执行了flag[1-i] = true;, 但是还没有执行turn = i. 这个和第一种情况没差别，这个process一会执行的时候也是会更新turn然后堵在while loop那里busy waiting.
已经都执行了flag[1-i] = true; turn = i的设置，但是既然Pi已经进入了critical section, 就说明Pi这里的flag[1-i] && turn == 1-i的while loop条件没有满足，因此turn肯定是设置成了i, 于是P_{1-i}那里就会busy waiting. 不会进入critical section.

综上所有条件都说明会busy waiting, 不会同时进入critical section.

那么会不会卡在路口那里俩人都不得动弹呢？
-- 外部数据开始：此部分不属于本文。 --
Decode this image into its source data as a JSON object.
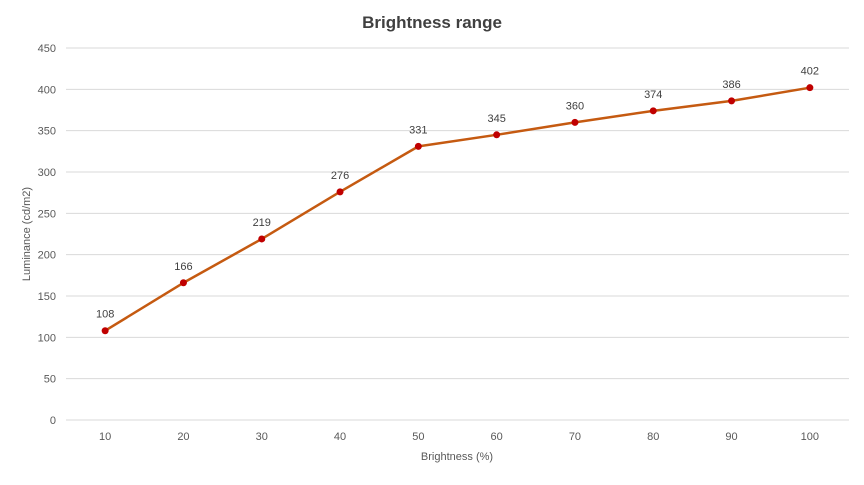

不会的。因为现在有了”write propagates immediately and atomically”的假定，所以即使两个process都执行完所有的设置语句来到while loop面前了，它们俩的turn变量赋值一定会决出一个胜负。所以一定有一个人进入while loop busy wait, 另一个人直接进入critical section. 反正遍历所有可能的执行顺序组合，都会出现一个process在critical section里头，另外的一个在外头busy waiting的情形啦。

此外更进一步的guarantee是：一个process在离开critical section之后，假设有其它process正在等待，那么就不会立马重新进入critical section. 所以每个process都能有bounded-waiting guarantee.

以上只是对于2 processes的情况，关于如何适应>2 proc的情况，我就没有看了。

话说，我感觉Dekker’s Algorithm和Peterson’s Algorithm超像的，不过应该是因为更晚才发布，Peterson的这个确实更加清晰明了，网上也确实有人好奇问过这个问题的。

Bakery Algorithm

这是Lamport大神提出的，for multiple threads.

Initalization:
	flag: array [1..N] of bool = { false };
	label: array [1..N] of int = { 0 }; // assume no bound

For Proc i that wishes to enter critical section:
	flag[i] = true; // enter the doorway
	label[i] = 1 + max(label[i], ..., label[N]); get ticket
	flag[i] = false; // exit the doorway
	for j = 1 to N such that j≠i {
		while (flag[j]); // wait until j is not in doorway
		while (label[j]≠0 and (label[j], j) << (label[i], i); // wait until j is not "ahead"
	}
	// critical section
	label[i] = 0; // exit section

Why this works? 直接用Lamport大神最开始的比喻就很好理解了：

在一个bakery store, 进来的顾客要先拿号，上头的”doorway”就是拿号的过程。注意，这里是允许几个threads拿到了同样的号的，那样的话就break the ties using thread ID, 就是同时比较label[i], i的过程。号存在label[i]里。
然后拿好号之后就开始排队，准确的说就是等我拿到的号最小了，那么就轮到我了。这里需要先等待没人正在doorway取号中，为什么呢？
- 当这个等待过后，若是有人再去取号，获得的号肯定是比我的大的，所以不用操心。
- 而如果不执行这个wait就直接进入比号的阶段的话，我看到网上说，好像是因为max()此时并不假定是atomic的。那我就能理解了。

4-slot Algorithm

Simpson’s 4-slot Algorithm, 这个在那篇paper里举例说到了，在505的课程上没有打算提到。这个算法是设计用来确保 a single write & a single reader 之间的mutual exclusion的。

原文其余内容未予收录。